The position of a particle is given by $\overrightarrow{r}=3t\hat{i}+\sqrt{3}{t}^2\hat{j}-4\hat{k}$ where $t$ is in seconds and $\overrightarrow{r}$ is meters. Find out magnitude of velocity $\overrightarrow{v}$ and angle made by velocity $\overrightarrow{v}$ with X-axis at $t=\sqrt{3}\text{s}.$

• A. $3\sqrt{5}\text{m/s},\theta ={\tan }^{-1}\left(2\right)$
• B. $3\sqrt{5}\text{m/s},\theta ={\tan }^{-1}\left(\frac{2}{\sqrt{3}}\right)$
• C. $3\sqrt{2}\text{m/s},\theta ={\tan }^{-1}\left(3\right)$
• D. $3\sqrt{5}\text{m/s},\theta ={\tan }^{-1}\left(\frac{1}{\sqrt{2}}\right)$

Answer 1

The correct option is A $3\sqrt{5}\text{m/s},\theta ={\tan }^{-1}\left(2\right)$

It is given that the position vector $\overrightarrow{r}=3t\hat{i}+\sqrt{3}{t}^2\hat{j}-4\hat{k}$.

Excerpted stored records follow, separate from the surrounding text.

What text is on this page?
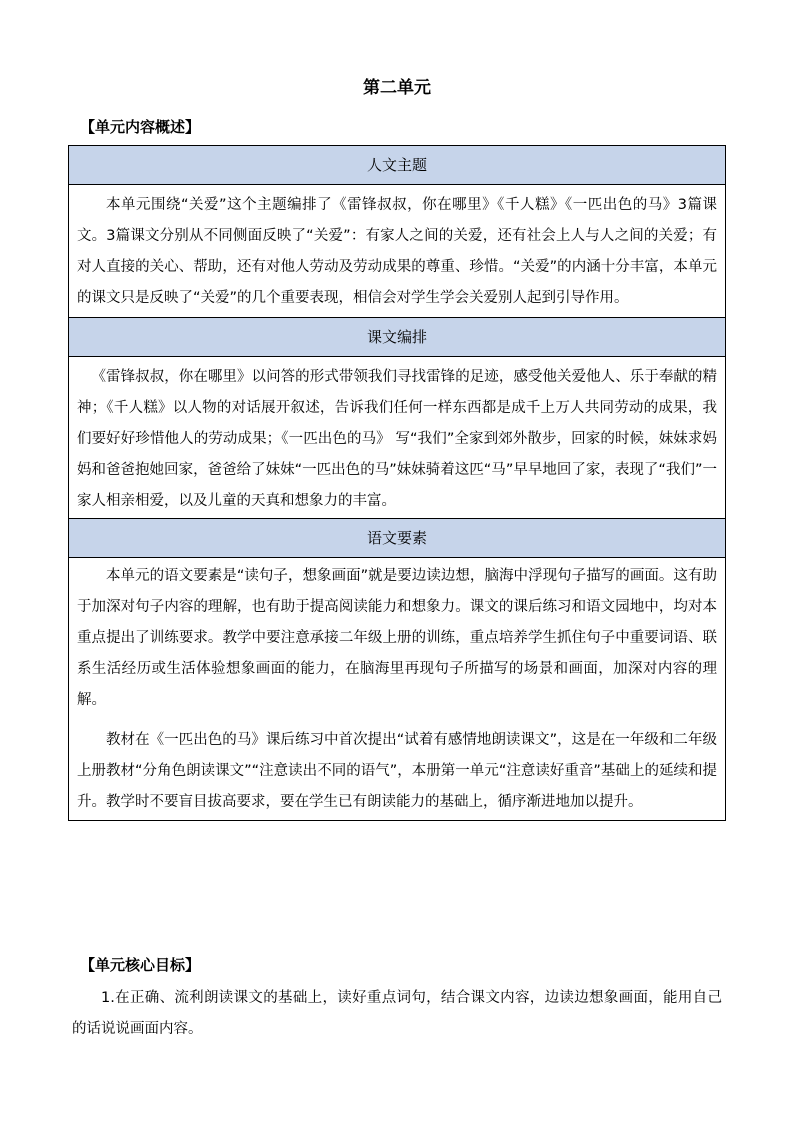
第二单元
【单元内容概述】
人文主题

本单元围绕“关爱”这个主题编排了《雷锋叔叔，你在哪里》《千人糕》《一匹出色的马》3篇课文。3篇课文分别从不同侧面反映了“关爱”：有家人之间的关爱，还有社会上人与人之间的关爱；有对人直接的关心、帮助，还有对他人劳动及劳动成果的尊重、珍惜。“关爱”的内涵十分丰富，本单元的课文只是反映了“关爱”的几个重要表现，相信会对学生学会关爱别人起到引导作用。

课文编排

《雷锋叔叔，你在哪里》以问答的形式带领我们寻找雷锋的足迹，感受他关爱他人、乐于奉献的精神；《千人糕》以人物的对话展开叙述，告诉我们任何一样东西都是成千上万人共同劳动的成果，我们要好好珍惜他人的劳动成果；《一匹出色的马》 写“我们”全家到郊外散步，回家的时候，妹妹求妈妈和爸爸抱她回家，爸爸给了妹妹“一匹出色的马”妹妹骑着这匹“马”早早地回了家，表现了“我们”一家人相亲相爱，以及儿童的天真和想象力的丰富。

语文要素

本单元的语文要素是“读句子，想象画面”就是要边读边想，脑海中浮现句子描写的画面。这有助于加深对句子内容的理解，也有助于提高阅读能力和想象力。课文的课后练习和语文园地中，均对本重点提出了训练要求。教学中要注意承接二年级上册的训练，重点培养学生抓住句子中重要词语、联系生活经历或生活体验想象画面的能力，在脑海里再现句子所描写的场景和画面，加深对内容的理解。

教材在《一匹出色的马》课后练习中首次提出“试着有感情地朗读课文”，这是在一年级和二年级上册教材“分角色朗读课文”“注意读出不同的语气”，本册第一单元“注意读好重音”基础上的延续和提升。教学时不要盲目拔高要求，要在学生已有朗读能力的基础上，循序渐进地加以提升。

【单元核心目标】

1.在正确、流利朗读课文的基础上，读好重点词句，结合课文内容，边读边想象画面，能用自己的话说说画面内容。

We know that velocity is derivative of position with respect to time,

$\overrightarrow{v}=\frac{d\overrightarrow{r}}{dt}=3\hat{i}+2\sqrt{3}t\hat{j}{\overrightarrow{v}}_{(t=\sqrt{3}s)}=3\hat{i}+6\hat{j}|\overrightarrow{v}|=\sqrt{3^2+6^2}=3\sqrt{5}\text{m/s}\theta ={\tan }^{-1}\left(\frac{6}{3}\right)={\tan }^{-1}\left(2\right)$

Hence option A is the correct answer.